Chancenlose Krefelder legten erst am Ende zu

Nach dem gestrigen, ruppigen Auftakt konnte man von den Genfern gegen den zweiten DEL-Gegner in zwei Tagen heute Ähnliches erwarten. Diesmal zeigten die Genfer aber vor allem, dass sie grosse spielerische Klasse besitzen. Sie besiegten die Krefelder mit 6:3.

Garage Marti

Der gestrige Kampf gegen Wolfsburg forderte bei den Genfern seine Opfer. Daniel Vukovic, der sich im Boxkampf die Nase brach, sowie Nick Spaling mussten heute passen. Das tat den Energiereserven der Grenats aber kaum einen Abbruch. Gleichzeitig war auch zu sehen, dass die Krefelder Mannschaft nicht ganz an die Klasse der Grizzlys am Tag zuvor herankam. Die Genfer liefen nie die Gefahr, das Spiel nicht zu gewinnen, auch wenn die Krefelder zum Spielende hin noch ein wenig zulegten. So spielte Genf die Krefelder phasenweise schwindlig, Riat und Simek (zum Best Player gewählt) konnten sich als Doppeltorschützen feiern lassen. Ganz ohne Härte kam die Partie gleichwohl nicht aus. Roman Chuard stand kurz davor, nach gestern den zweiten Restausschluss zu kassieren und somit das Spiel am Samstag zu verpassen. Die Handschuhe waren bereits am Boden – allerdings gingen die Schiedsrichter dazwischen, so dass Chuard und sein Beinah-Kontrahent Marcel Mueller nur für je 2+2 Strafminuten und einer 10-minütigen Disziplinarstrafe auf die Strafbank wanderten. 

Shorthander-Festival
Beide Teams hatten diverse Powerplaychancen, aber nur gerade eine wurde ausgenutzt – in der 51. Minute durch Mike Collins zum 3:6-Schlussresultat aus Krefelder Sicht. Dafür gab es drei Shorthander zu bestaunen. Zu Beginn bekundeten die Krefelder grosse Mühen mit dem Boxplay der Genfer. Der DEL-Vertreter konnte sich kaum installieren, im Gegenteil, die Genfer entwischten sowohl in der 24. als auch in der 26. Minute. Juraj Simek mit dem 4:1 und Jeremy Wick mit dem 5:1 entschieden so die Partie bereits früh. Auch sonst war das Spiel von vielen Fehlern geprägt. Bei den ersten drei Tore zum zwischenzeitlichen 2:1 für die Genfer sahen die Torhüter jeweils nicht allzu gut aus, ehe Simek mit 3:1 hoch ins Eck für das schönste Tor des Nachmittags besorgt war.

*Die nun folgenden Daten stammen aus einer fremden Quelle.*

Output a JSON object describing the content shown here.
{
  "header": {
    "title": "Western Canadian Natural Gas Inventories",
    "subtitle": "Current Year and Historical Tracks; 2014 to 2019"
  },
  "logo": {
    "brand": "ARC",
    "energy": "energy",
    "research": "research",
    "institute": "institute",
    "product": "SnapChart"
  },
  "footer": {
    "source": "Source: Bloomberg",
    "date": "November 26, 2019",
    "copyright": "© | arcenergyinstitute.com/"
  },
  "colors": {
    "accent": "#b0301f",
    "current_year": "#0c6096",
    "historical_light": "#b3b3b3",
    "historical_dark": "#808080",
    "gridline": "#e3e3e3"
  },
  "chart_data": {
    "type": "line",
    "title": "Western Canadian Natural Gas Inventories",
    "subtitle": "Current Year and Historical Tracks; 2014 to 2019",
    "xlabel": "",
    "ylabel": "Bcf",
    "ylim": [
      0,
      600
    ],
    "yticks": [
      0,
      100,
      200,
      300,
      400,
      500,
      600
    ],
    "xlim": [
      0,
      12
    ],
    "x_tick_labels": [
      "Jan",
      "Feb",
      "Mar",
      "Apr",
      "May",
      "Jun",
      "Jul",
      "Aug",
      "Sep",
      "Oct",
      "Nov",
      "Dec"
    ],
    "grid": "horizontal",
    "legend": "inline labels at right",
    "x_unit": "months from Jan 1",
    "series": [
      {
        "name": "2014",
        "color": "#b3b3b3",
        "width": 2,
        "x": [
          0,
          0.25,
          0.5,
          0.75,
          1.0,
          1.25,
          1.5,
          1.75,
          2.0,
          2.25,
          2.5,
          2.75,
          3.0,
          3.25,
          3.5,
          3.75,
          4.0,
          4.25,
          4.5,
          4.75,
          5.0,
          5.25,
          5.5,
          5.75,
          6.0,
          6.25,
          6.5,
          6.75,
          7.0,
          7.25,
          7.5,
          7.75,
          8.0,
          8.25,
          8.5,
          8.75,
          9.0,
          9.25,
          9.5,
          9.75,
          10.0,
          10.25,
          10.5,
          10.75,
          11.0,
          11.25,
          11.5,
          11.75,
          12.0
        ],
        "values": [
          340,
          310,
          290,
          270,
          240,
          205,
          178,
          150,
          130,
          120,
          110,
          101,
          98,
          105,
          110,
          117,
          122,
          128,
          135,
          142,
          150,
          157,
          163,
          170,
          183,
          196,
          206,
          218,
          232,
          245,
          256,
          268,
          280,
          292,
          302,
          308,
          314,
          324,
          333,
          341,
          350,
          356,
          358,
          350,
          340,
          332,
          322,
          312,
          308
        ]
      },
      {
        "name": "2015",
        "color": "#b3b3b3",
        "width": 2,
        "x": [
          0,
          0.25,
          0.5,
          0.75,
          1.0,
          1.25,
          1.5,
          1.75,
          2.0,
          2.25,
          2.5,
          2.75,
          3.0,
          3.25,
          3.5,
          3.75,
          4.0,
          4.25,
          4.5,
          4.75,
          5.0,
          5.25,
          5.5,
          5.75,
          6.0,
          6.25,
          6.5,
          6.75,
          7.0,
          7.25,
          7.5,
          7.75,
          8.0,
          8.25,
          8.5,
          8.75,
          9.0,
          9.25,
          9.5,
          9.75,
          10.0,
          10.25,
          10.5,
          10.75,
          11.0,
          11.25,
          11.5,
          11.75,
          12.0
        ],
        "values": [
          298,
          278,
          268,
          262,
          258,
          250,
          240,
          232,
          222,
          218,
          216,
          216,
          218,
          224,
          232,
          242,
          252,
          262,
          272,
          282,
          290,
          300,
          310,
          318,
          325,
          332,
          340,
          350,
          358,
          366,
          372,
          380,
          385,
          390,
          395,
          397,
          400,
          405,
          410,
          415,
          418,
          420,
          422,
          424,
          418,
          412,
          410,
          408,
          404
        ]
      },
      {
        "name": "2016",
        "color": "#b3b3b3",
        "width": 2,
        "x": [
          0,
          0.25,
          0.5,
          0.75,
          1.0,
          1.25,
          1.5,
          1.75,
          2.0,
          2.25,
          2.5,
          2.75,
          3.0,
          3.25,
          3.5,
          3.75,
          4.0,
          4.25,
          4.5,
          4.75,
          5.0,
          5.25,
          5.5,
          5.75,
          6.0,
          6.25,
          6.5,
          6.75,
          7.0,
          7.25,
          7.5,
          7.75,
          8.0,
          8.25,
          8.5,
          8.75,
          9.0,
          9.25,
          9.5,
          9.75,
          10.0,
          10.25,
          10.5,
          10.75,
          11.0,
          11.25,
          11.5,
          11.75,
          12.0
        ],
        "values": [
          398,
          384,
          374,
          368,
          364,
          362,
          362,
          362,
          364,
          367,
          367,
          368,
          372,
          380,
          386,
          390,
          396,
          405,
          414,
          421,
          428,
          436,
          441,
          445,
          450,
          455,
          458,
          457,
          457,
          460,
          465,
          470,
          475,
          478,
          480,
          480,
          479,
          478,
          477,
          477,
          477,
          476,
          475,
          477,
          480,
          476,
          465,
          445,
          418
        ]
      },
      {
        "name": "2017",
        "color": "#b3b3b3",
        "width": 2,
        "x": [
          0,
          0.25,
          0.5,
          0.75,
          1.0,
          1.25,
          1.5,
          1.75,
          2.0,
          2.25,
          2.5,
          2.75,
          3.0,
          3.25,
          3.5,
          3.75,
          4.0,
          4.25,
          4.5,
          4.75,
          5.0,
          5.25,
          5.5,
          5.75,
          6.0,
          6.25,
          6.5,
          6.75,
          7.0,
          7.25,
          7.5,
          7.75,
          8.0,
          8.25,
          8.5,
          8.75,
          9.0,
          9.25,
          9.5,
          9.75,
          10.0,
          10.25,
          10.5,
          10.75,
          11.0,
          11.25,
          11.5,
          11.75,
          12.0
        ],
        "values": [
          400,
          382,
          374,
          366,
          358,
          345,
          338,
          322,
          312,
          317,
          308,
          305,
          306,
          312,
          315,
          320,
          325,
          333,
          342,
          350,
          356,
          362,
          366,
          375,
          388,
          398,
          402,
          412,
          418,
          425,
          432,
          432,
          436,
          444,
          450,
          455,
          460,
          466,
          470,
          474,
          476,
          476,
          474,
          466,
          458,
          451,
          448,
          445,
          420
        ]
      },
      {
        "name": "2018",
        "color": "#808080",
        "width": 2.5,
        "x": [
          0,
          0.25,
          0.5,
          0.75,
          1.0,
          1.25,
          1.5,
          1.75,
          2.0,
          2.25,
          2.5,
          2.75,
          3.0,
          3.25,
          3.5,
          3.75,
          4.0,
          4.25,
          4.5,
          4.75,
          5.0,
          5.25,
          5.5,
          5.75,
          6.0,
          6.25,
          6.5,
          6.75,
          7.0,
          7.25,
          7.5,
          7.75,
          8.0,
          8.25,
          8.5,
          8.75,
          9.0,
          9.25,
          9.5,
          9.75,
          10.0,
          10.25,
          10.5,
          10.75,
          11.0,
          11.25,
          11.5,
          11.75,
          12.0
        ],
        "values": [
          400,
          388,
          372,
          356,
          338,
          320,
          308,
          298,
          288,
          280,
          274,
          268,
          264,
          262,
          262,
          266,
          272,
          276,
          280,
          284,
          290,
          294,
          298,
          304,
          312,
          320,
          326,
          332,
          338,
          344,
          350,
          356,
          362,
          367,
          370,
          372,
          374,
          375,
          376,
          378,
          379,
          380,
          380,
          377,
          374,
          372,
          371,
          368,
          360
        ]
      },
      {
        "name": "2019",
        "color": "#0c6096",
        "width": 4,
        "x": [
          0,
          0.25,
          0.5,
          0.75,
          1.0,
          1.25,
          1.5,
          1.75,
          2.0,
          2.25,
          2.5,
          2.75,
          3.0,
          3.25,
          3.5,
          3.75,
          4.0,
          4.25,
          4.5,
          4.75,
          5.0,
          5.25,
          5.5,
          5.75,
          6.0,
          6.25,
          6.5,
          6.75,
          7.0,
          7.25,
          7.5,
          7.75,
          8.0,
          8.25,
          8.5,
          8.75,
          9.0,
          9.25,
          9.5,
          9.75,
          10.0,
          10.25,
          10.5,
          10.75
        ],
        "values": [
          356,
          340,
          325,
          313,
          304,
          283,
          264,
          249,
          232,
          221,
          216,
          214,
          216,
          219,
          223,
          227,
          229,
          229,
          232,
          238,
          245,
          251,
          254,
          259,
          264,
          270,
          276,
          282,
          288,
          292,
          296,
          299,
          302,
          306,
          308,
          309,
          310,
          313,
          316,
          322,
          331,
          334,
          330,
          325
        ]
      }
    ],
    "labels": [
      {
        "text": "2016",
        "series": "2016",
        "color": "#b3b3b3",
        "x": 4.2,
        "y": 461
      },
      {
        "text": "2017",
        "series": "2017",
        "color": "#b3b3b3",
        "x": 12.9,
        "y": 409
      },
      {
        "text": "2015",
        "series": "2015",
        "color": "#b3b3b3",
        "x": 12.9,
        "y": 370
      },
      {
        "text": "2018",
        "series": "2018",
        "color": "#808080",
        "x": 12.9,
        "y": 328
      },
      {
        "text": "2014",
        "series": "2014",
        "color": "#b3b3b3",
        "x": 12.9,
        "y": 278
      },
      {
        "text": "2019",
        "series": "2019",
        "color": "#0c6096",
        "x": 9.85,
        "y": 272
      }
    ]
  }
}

Die Genfer haben sich nach der gestrigen Niederlage eindrücklich zurückgemeldet. Sie können im Kampf um Platz 1 jetzt nur noch zuschauen. Am Freitagnachmittag treffen die Krefelder noch auf die Wolfsburger. Und im heutigen Abendspiel steht das Duell zwischen SCL Tigers und den Iserlohn Roosters an. (aha)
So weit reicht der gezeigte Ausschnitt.